We wandered into the small village of Bercianos de Valverde with a hankering for late morning refreshments. The fields around the edge of the village were empty, as were the streets within. We zig-zagged our way between houses in search of anything that resembled a café or bar, but found nothing to satiate our needs. Eventually an elderly gentleman appeared on the street in front of us and gave us directions to the local Association. We wandered to the bar, which was (predictably) closed, and so we resigned ourselves to go without. We were just about to carry on our way however when another elderly gentleman pedalled up to the front door on his bicycle and began chattering away to Daan. As luck would have it he was one of the members of the Association, and even better was the fact that he had a set of keys that would get us inside. He insisted that we follow him so that he could make us coffee.
Daan and I followed our host up a set of stairs to a communal lounge where the locals gathered in the evenings. There was a fully stocked bar to the side of the space where an honesty system was at play. Each of the local members had their own card, which was placed in a small cubby-hole, and each drink that they took was marked off with the idea that it be paid for at a later date.
Our host headed behind the bar and offered us coffee, which threw up a small conundrum for me. I had decided to go without coffee for the duration of my Camino you see. Now, before you balk at the idea of giving up caffeine during an adventure that theoretically requires plenty of the stuff, I had a couple of solid reasons around it. I’d worked in the coffee industry for over twenty-five years at that point in my life and it had become very much a part of me. I’d also just lost my job in London, leading a large team within a wholesale coffee business. And so in a symbolic act I wanted to draw a line and put that part of my life behind me – a sort of pre and post Camino line of sorts.

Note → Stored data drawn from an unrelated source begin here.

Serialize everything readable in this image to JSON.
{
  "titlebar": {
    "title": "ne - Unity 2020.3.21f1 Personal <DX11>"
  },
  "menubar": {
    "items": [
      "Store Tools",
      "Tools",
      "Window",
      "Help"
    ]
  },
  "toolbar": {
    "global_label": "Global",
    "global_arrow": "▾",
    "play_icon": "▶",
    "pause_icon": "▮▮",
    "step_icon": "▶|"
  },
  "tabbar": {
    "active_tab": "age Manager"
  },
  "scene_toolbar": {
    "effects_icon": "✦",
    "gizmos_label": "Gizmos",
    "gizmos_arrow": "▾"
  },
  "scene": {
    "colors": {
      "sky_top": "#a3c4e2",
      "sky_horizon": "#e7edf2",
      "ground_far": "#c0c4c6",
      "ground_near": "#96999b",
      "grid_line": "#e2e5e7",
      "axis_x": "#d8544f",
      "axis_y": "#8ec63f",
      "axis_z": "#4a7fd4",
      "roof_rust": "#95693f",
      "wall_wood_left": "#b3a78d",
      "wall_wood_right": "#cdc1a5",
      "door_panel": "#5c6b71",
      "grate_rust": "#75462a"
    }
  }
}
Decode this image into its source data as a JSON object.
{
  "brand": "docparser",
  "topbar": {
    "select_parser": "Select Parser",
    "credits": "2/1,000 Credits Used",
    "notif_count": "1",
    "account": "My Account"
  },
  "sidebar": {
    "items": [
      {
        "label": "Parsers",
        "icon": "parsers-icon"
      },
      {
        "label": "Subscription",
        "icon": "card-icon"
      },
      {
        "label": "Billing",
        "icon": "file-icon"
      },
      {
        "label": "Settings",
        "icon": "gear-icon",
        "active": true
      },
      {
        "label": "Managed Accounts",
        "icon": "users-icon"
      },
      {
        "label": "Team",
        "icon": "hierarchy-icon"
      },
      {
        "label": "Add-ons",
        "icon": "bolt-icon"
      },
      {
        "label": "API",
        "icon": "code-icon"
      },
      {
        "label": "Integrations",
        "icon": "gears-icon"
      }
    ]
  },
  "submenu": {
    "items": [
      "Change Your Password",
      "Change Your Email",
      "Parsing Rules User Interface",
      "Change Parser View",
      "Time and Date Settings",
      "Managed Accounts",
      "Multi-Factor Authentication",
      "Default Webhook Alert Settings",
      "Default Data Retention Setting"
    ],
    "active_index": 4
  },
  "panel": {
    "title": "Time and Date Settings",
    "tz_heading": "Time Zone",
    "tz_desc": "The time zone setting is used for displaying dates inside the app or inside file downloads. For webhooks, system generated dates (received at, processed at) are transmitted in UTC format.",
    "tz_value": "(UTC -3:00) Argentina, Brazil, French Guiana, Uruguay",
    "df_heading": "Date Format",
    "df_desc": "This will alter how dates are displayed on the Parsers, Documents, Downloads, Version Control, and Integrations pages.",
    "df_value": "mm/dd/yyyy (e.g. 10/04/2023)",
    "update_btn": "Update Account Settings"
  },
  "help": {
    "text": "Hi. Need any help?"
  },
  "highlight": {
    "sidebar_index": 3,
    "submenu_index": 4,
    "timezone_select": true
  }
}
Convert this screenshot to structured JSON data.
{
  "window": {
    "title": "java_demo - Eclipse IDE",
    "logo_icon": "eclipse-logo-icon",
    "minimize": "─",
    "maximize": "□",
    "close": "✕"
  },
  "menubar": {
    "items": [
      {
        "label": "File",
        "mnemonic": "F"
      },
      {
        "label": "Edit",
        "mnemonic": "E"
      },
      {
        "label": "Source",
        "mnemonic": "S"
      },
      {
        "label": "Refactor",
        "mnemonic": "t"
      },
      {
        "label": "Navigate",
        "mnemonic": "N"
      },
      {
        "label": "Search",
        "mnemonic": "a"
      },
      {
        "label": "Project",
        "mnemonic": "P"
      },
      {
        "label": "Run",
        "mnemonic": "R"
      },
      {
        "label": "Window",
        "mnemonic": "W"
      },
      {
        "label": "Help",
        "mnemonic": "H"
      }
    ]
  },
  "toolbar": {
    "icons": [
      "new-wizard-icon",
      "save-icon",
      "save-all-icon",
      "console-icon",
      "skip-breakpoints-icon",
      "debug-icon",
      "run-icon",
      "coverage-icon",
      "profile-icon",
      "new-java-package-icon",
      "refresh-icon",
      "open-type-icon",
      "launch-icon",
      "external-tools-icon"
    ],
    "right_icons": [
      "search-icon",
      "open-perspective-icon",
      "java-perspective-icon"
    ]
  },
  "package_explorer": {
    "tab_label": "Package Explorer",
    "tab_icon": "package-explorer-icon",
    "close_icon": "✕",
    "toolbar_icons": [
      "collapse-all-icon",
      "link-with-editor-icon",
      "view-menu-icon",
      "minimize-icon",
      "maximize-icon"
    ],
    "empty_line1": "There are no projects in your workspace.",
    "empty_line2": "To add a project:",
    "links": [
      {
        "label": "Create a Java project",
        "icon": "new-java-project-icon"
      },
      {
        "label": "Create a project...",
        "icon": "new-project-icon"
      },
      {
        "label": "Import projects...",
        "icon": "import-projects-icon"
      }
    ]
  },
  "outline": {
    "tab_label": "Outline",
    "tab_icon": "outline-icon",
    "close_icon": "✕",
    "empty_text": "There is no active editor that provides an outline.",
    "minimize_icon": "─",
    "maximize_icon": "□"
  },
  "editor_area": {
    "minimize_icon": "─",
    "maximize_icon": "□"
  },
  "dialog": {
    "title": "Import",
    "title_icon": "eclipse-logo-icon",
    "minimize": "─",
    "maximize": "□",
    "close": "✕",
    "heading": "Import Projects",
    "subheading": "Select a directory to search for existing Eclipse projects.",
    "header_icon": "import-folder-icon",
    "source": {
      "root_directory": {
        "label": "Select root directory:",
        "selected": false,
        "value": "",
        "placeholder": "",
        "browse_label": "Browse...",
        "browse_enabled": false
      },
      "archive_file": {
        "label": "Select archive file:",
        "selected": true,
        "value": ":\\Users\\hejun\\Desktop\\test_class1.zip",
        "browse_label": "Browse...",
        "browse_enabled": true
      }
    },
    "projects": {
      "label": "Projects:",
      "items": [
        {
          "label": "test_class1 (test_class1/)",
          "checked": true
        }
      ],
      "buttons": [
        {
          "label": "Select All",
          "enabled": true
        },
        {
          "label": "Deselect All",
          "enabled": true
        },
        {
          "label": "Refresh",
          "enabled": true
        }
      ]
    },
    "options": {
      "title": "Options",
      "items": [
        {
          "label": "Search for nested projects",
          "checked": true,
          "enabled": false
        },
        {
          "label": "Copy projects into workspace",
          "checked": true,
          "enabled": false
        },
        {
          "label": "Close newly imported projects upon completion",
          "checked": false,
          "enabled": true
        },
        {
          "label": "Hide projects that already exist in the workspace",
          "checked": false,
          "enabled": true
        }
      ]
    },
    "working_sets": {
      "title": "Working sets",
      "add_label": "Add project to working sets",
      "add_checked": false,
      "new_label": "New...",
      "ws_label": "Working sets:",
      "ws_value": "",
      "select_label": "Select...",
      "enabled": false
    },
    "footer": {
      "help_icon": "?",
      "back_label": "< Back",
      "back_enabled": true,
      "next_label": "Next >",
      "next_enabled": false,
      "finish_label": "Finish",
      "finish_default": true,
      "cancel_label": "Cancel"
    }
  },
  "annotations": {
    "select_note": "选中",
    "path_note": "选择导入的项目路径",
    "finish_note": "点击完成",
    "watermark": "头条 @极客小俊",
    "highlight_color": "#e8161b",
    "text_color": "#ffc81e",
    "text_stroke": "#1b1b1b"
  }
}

And so by giving up coffee, of which I usually drank three or four (or five) cups a day, I was delineating my world in a small way.
So my conundrum was this; stick to the plan of going six weeks without coffee, or acknowledge the gracious hospitality of our host and accept an espresso from him. He had opened up the building for us after all and taken time out of his day to entertain us. So, of course I caved and accepted his offer with a wide smile. The espresso itself was terrible, which is so often the case in Spain, but that was beside the point. In its pure awfulness it was still surprisingly satisfying. Two sugars later, stirred into it with vigour, and the balance between bitter and sweet in the cup was just right. I contemplated requesting another, but decided that after three and a half weeks without caffeine in my system a second espresso might just tip the balance between a pleasant buzz and a nightmarish afternoon of palpitations and nervous energy.
(I also gave up soap for the duration of my Camino, but that’s another story for another day…)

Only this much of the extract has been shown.